EUROPA

“In her shoes”: le donne irlandesi verso il referendum sull’aborto

Il prossimo 25 maggio in Irlanda si svolgerà il referendum abrogativo dell’8° emendamento. La vittoria del Si aprirebbe la strada alla depenalizzazione dell’aborto in Irlanda. L’esito non è ancora scontato, il fronte del Si punta su una mobilitazione generale e in prima persona delle donne e della società civile con lo slogan #repealthe8th – abroghiamo l’8°

Il 25 maggio l’Irlanda torna al voto per l’abrogazione dell’8° emendamento della costituzione in cui si  riconosce l’identità giuridica del “non nato”, equiparando la vita della donna a quella del feto. L’emendamento, introdotto e ratificato con un altro referendum che nel 1983 vide la maggioranza del 67% a favore, è il fondamento di una delle leggi più restrittive al mondo in materia di interruzione di gravidanza.

L’aborto infatti è vietato in ogni caso, con la sola eccezione in cui la gravidanza determini un grave pericolo per la vita della donna. Questa modifica alla legge è stata introdotta solo nel 2012 quando l’opinione pubblica fu scossa dalla morte di Savita Halappanavar, riaprendo il dibattito sull’aborto. Entrata in ospedale per un aborto spontaneo in corso, Savita chiese inutilmente l’interruzione di gravidanza d’urgenza, ma gli fu risposto «questo è un paese cattolico» e i medici non intervennero provocandone la morte per setticemia.

Le pene detentive previste per i medici che praticano l’aborto restano un deterrente efficace per far sì che si continui a non intervenire anche nei casi in cui la vita della donna e a rischio. (Del resto anche in Italia, malgrado la legge lo consenta, l’aborto terapeutico è subordinato alla sopravvivenza del feto e incontra il continuo ostacolo degli obiettori di coscienza nei reparti di ostetricia e ginecologia, i quali rifiutano di praticarlo, anche in casi di massima emergenza, in presenza del battito cardiaco del feto. Il caso di Valentina Milluzzo ne è tragica testimonianza).  

In Irlanda, quindi, per abortire le donne sono costrette a “partire” – questo l’eufemismo che si usa negli ambulatori tra medici e pazienti alle prese con una gravidanza non desiderata o problematica – a raggiungere, cioè, le cliniche britanniche o, per chi non ne ha i mezzi, a ricorrere all’aborto “fai da te”.

 

«Ogni giorno 12 donne che vivono in Irlanda abortiscono. 9 partono per il Regno Unito per avere accesso a un aborto sicuro nelle strutture sanitarie. Le restanti 3 rischiano 14 anni di carcere per ricorrere ad un aborto sicuro ma illegale reperendo la pillola abortiva in rete. Queste sono alcune delle loro storie».

 

Questo è il messaggio che presenta la pagina facebook in her shoes – “nei suoi panni”, sottintesa la domanda, tu che faresti?
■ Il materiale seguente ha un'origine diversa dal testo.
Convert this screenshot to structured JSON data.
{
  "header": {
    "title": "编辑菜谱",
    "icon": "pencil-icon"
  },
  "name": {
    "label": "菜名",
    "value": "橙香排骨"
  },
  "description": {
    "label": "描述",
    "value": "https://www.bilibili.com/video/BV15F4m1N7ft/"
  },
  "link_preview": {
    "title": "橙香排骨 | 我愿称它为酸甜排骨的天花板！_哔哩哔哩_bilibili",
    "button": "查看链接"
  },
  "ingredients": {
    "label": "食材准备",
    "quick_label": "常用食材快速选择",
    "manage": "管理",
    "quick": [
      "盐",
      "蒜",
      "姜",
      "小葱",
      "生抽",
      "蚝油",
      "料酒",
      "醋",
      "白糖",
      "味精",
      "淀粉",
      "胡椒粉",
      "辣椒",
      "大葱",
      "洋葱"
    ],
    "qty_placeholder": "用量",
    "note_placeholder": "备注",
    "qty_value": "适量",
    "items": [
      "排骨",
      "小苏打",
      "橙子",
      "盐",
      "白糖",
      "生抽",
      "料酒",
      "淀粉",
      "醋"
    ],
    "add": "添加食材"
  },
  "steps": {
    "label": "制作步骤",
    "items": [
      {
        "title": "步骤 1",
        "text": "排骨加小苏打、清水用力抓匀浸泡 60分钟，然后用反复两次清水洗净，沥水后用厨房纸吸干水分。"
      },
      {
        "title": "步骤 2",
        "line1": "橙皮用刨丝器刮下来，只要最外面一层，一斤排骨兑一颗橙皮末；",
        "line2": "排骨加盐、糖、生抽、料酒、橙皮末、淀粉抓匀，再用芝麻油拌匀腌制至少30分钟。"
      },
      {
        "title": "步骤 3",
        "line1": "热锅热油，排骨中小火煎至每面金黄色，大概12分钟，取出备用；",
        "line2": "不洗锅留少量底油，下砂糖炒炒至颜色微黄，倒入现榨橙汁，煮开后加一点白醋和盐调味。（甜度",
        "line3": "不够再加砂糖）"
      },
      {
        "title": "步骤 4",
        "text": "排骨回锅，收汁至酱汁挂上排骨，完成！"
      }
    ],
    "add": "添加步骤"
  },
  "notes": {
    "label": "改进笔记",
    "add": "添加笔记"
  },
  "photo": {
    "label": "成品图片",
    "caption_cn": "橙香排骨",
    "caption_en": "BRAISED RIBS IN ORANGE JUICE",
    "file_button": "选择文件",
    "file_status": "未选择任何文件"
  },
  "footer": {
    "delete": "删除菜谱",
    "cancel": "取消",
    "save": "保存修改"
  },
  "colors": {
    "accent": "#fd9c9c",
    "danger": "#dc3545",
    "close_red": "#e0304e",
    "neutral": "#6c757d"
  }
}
Aperta lo scorso gennaio, la pagina raccoglie le testimonianze di donne che hanno affrontato sulla loro pelle le conseguenze dell’8° emendamento. Queste testimonianza sono anonime ma si accompagnano alla foto delle scarpe di chi scrive: sono una sorta di firma, simile e differente da tutte le altre come lo sono le storie che raccontano.

La campagna recupera l’immaginario delle scarpe rosse contro i femminicidi ma ne rovescia il segno. Non celebra le vittime ma afferma una pratica di resistenza, rappresentando la pluralità di corpi diversi, vivi e in carne e ossa che affrontano un aborto e ne rivendicano la legittimità, rompendo lo stigma su cui si regge la marginalizzazione e la criminalizzazione per quanto riguarda la libertà di scelta delle donne in materia di salute sessuale e riproduttiva.

Rompere il silenzio e la vergogna serve anche a ricostituire legami di solidarietà e di riconoscimento in un paese in cui la minaccia della condanna morale e penale ricorre ossessivamente. In questo senso forti sono gli echi del #metoo ma anche degli altri movimenti per l’accesso all’aborto in atto, in particolare pensiamo alla Polonia e all’Argentina. La forza di una mobilitazione singolare e diretta è un filo conduttore delle lotte per l’autodeterminazione che attraversa i decenni e i continenti.

Al di là di ogni estremismo ideologico e religioso, infatti, sono le donne a pagare le conseguenze di una sessualità non libera, ad essere stigmatizzate qualunque sia la loro scelta.

L’esito del referendum non è scontato, è ancora larga la percentuale degli indecisi, seppure molto siano già cambiati gli equilibri nella società irlandese dal 1983 a oggi.

È sul piano culturale che si giocherà questa battaglia, e sulla capacità di una società intera di fare i conti con se stessa.